One general way for teachers to deal with bad behavior by young children is to use participatory techniques, so that the child understands when her behavior has been bad. One way of doing this is to get the kids to help with setting the rules that they all agree on. Then instead of directly punishing transgression, small rewards or privileges can be given for good behavior, so that the punishment is implicit and not humiliating.
One time-worn method for parents to use when their young child behaves badly is to just ignore them and don't respond. Conversely, good behavior can be responded to with encouraging and kindly words. Over a period of time, the child will understand this and stop the bad behavior. Another method is to use a "time out." With this, the parent has a designated place such as a chair, corner or playpen and if the child misbehaves, the child receives a warning that repeating the bad behavior will mean a visit to the time out zone. If it continues, the parent calmly takes the child there.

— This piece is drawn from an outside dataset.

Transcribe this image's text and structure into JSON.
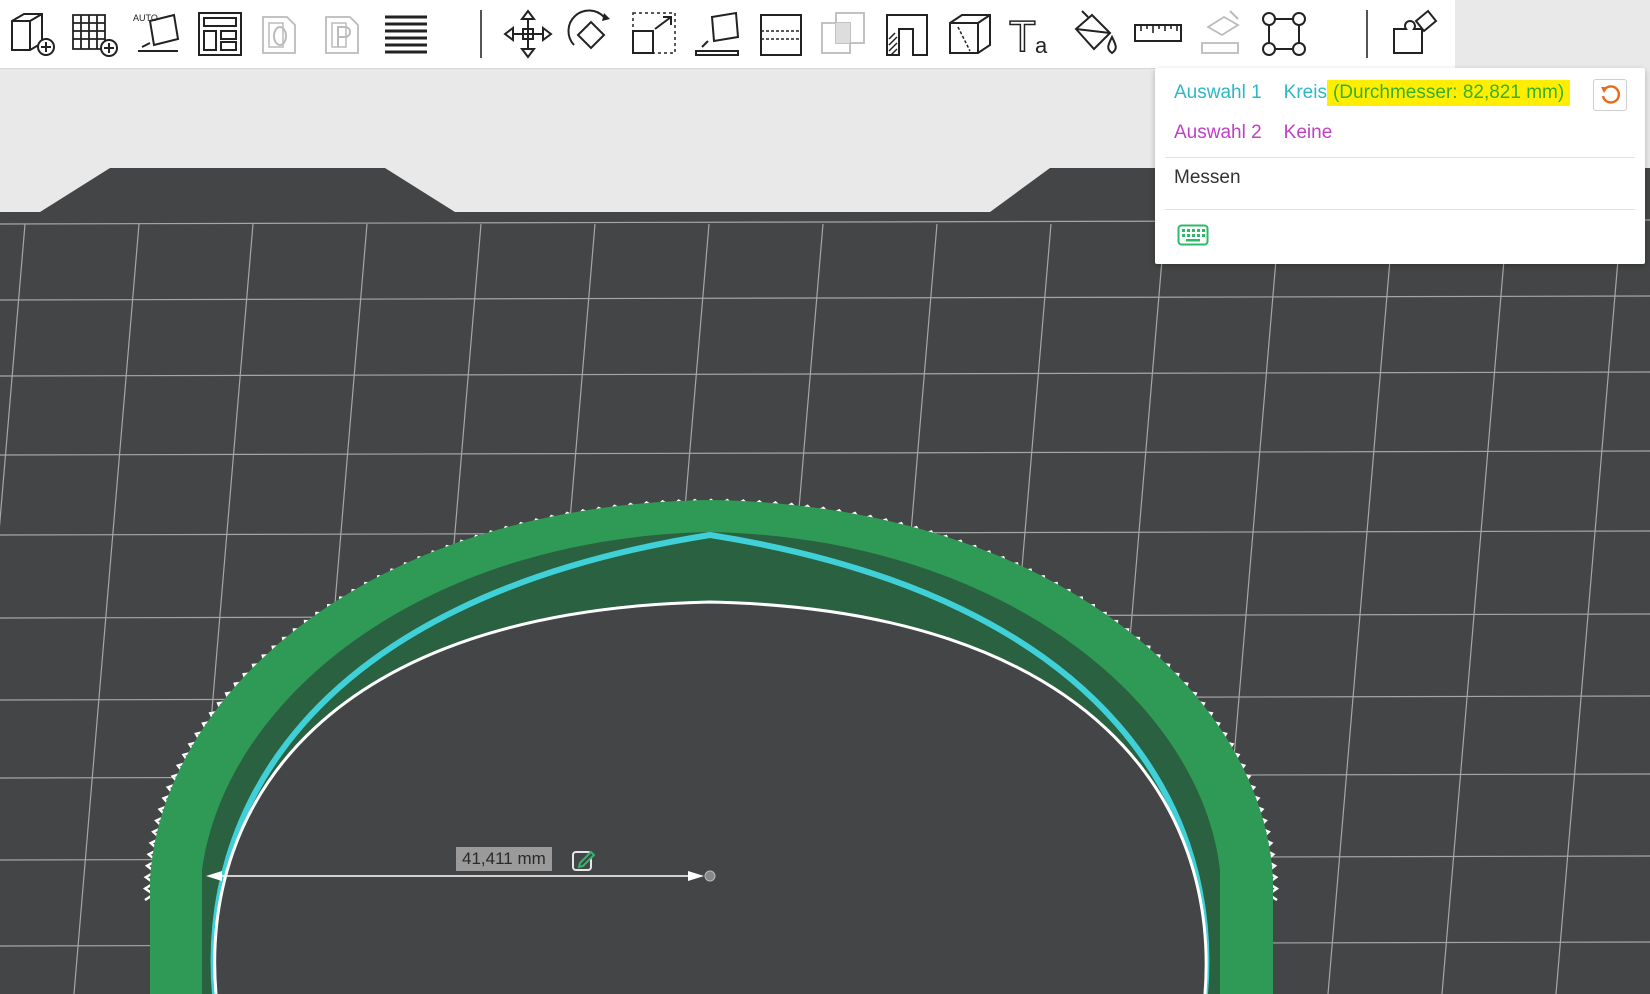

It is important for older children to see that their parents are setting appropriate behavior standards themselves. For example, it may not work if a parent lectures a child on not smoking when they smoke themselves, or to shout at them that they should stop shouting. Reasonable rules concerning times to be home, when to do homework and when to socialize should be discussed and agreed upon. If the rule is broken, the activity, which must be made clear is a privilege rather than a right, should be withdrawn for a period of time.
Children are small humans and adults are big humans. Each is at a different stage of development but basic emotions and psychology are the same. If you have an adult friend or even partner who is behaving badly, this can be punished by ignoring it and not responding, and you can react positively when the behavior changes and improves. Another punishment for a badly behaving adult is to exclude her from a circle of friends or stop contact for a period of time.